Summary: Theory suggests that large lenders primarily use “hard” information to determine loan acceptance and terms, whereas smaller, local banks use “soft” information to grant loans and set terms. This means that soft info may not travel well (across geographic distance or up a hierarchy) because there are language barriers in interpreting soft info, and no such barriers with hard info. This idea would be particularly useful when dealing with international capital markets where “translating” information is more difficult.  Moskowitz and coauthors Effi Benmelech (Harvard), Mark Garmaise (UCLA), and Jeremy Stein (Harvard) develop a model highlighting the role of ex ante hard vs. soft information in determining who provides financing and the role of ex post quality of information in determining the financing terms. They then test the model using data on commercial loan contracts. They also employ property-specific variables that characterize the importance of soft or hard information, for instance whether the property has available accounting data on recent earnings. In addition, they also test whether the banks that specialize in soft information – small and local banks – make better loans ex post using our panel of property transactions.

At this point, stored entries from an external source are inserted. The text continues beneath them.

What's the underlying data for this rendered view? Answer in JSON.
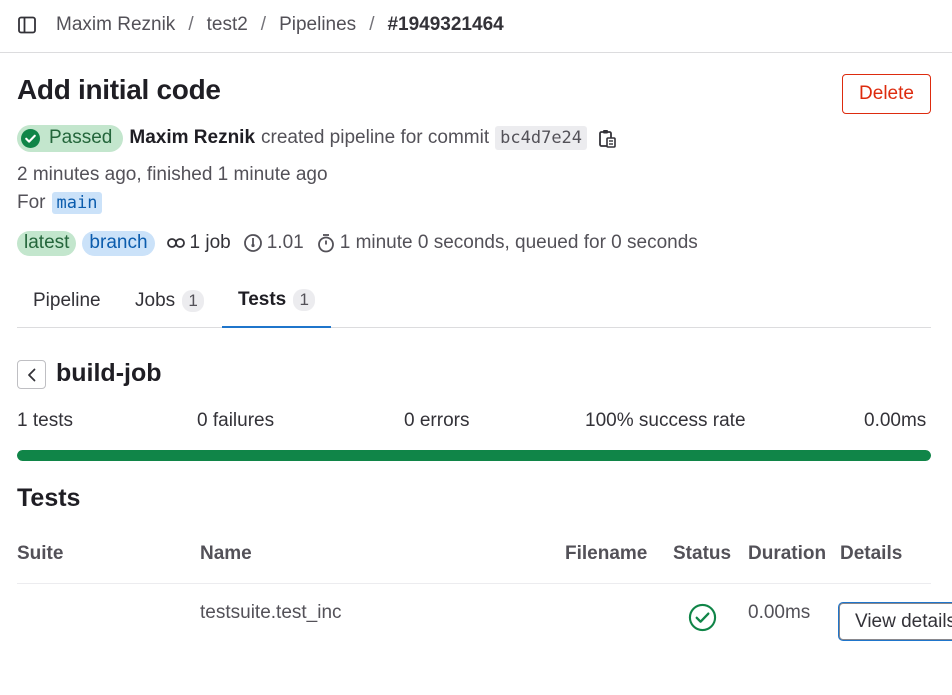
{
  "breadcrumb": [
    "Maxim Reznik",
    "test2",
    "Pipelines",
    "#1949321464"
  ],
  "header": {
    "title": "Add initial code",
    "delete_label": "Delete"
  },
  "pipeline": {
    "status": "Passed",
    "author": "Maxim Reznik",
    "action_text": "created pipeline for commit",
    "commit_sha": "bc4d7e24",
    "time_text": "2 minutes ago, finished 1 minute ago",
    "for_label": "For",
    "ref": "main",
    "badges": [
      "latest",
      "branch"
    ],
    "jobs_text": "1 job",
    "version_text": "1.01",
    "duration_text": "1 minute 0 seconds, queued for 0 seconds"
  },
  "tabs": [
    {
      "label": "Pipeline",
      "count": ""
    },
    {
      "label": "Jobs",
      "count": "1"
    },
    {
      "label": "Tests",
      "count": "1",
      "active": true
    }
  ],
  "job": {
    "name": "build-job"
  },
  "summary": {
    "tests": "1 tests",
    "failures": "0 failures",
    "errors": "0 errors",
    "success_rate": "100% success rate",
    "duration": "0.00ms",
    "success_fraction": 1.0
  },
  "tests_section": {
    "heading": "Tests",
    "columns": [
      "Suite",
      "Name",
      "Filename",
      "Status",
      "Duration",
      "Details"
    ],
    "rows": [
      {
        "suite": "",
        "name": "testsuite.test_inc",
        "filename": "",
        "status": "success",
        "duration": "0.00ms",
        "details_label": "View details"
      }
    ]
  },
  "colors": {
    "success": "#108548",
    "danger": "#dd2b0e",
    "link": "#1f75cb"
  }
}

Catastrophic Risk and Credit Markets

Tobias Moskowitz, Professor of Finance and Neubauer Family Faculty Fellow

Summary: Moskowitz and coauthor Mark Garmaise (UCLA) provide a model of the effects of catastrophic risk on real estate financing and prices and demonstrate that insurance market imperfections can restrict the supply of credit for catastrophe-susceptible properties. Using unique micro-level data, they find that earthquake risk decreased commercial real estate loan provision by 22 percent in our California properties in the 1990's. The effects are more severe in African-American neighborhoods. They show that the 1994 Northridge earthquake had only a short-term disruptive effect. Their basic findings are confirmed for hurricane risk, and their model and empirical work have implications for terrorism and political perils.

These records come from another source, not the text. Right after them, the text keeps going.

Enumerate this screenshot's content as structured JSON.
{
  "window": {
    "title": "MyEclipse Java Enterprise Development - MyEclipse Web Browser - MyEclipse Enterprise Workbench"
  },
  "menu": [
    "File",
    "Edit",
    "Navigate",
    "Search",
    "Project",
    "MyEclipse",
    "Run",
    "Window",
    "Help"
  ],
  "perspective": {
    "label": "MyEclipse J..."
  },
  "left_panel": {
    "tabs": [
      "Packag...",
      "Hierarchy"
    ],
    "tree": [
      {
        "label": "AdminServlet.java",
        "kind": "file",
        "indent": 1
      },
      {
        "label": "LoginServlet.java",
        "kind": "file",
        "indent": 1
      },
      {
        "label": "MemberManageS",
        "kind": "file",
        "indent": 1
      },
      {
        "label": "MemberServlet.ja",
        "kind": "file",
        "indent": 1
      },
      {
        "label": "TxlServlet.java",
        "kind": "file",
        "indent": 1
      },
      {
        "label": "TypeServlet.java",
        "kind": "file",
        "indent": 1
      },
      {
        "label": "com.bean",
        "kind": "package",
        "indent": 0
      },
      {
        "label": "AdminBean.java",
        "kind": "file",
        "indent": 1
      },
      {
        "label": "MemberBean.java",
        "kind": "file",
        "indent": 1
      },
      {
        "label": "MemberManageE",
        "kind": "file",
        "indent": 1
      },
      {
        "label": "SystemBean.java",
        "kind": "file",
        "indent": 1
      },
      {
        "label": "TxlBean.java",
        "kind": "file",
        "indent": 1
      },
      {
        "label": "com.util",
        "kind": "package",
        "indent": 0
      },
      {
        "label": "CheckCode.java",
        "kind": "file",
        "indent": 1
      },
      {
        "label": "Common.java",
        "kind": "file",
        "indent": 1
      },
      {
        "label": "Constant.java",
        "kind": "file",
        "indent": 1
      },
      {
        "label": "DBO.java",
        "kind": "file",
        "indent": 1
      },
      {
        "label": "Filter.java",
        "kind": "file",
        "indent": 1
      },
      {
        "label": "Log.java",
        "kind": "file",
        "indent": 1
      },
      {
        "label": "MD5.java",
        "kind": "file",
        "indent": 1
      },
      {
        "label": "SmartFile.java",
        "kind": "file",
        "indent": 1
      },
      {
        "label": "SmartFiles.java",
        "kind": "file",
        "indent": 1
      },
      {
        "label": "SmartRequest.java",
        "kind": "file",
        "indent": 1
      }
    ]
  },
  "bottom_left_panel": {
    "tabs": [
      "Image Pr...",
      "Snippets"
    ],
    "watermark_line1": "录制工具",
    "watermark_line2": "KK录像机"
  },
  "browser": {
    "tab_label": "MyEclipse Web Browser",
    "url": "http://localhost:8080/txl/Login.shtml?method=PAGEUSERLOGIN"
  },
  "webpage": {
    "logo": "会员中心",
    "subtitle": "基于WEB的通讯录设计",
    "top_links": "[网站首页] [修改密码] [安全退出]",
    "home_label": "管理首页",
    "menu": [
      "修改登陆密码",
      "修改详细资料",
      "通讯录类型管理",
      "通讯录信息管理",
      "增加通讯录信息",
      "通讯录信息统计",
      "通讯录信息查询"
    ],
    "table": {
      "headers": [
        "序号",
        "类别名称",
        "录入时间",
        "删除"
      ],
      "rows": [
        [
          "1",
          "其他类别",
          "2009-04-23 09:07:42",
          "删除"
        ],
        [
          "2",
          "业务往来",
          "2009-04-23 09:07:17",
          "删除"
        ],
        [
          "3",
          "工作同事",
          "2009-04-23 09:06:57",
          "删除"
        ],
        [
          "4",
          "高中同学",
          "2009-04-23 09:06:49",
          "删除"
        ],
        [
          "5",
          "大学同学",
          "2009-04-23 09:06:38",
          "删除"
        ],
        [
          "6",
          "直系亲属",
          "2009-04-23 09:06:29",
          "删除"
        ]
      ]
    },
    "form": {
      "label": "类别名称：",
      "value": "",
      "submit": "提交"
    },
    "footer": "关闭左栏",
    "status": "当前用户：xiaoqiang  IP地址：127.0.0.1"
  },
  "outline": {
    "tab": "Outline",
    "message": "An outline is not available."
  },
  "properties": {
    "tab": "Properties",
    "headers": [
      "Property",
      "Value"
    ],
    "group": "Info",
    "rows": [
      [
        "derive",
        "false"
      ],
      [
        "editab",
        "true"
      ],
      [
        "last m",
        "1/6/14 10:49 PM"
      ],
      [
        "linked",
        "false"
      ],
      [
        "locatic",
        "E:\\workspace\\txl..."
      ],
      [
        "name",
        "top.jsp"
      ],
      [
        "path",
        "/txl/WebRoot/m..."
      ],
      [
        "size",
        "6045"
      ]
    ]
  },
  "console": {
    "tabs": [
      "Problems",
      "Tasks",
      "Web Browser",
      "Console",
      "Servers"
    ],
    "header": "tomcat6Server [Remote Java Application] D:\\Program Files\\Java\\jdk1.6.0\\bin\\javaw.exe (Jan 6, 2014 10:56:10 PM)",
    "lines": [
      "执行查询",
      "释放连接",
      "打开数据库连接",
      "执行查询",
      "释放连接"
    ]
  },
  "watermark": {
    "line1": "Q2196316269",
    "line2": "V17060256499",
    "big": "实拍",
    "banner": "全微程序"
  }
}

​Value and Momentum Everywhere

Tobias Moskowitz, Fama Family Professor of Finance and Neubauer Family Faculty Fellow

Summary: Well, almost everywhere. Value and momentum strategies generate significant alpha for stock selection within several countries, selection of stock indices across countries, currency selection, selection of bonds across countries, and commodity selection. Based on this broad evidence, we explore the common value and momentum factors across asset classes to shed light on the underlying economic drivers. A long/short value strategy in one asset class is positively correlated to value strategies in other asset classes, momentum strategies are correlated across asset classes, while value is negatively correlated to momentum strategies in its own and other asset classes. Value and momentum across asset classes are both positively correlated with long-run consumption growth. Value is negatively correlated with global liquidity risk, while momentum is positively correlated. Finally, illiquid securities have stronger value and momentum returns and are more sensitive to global liquidity risk.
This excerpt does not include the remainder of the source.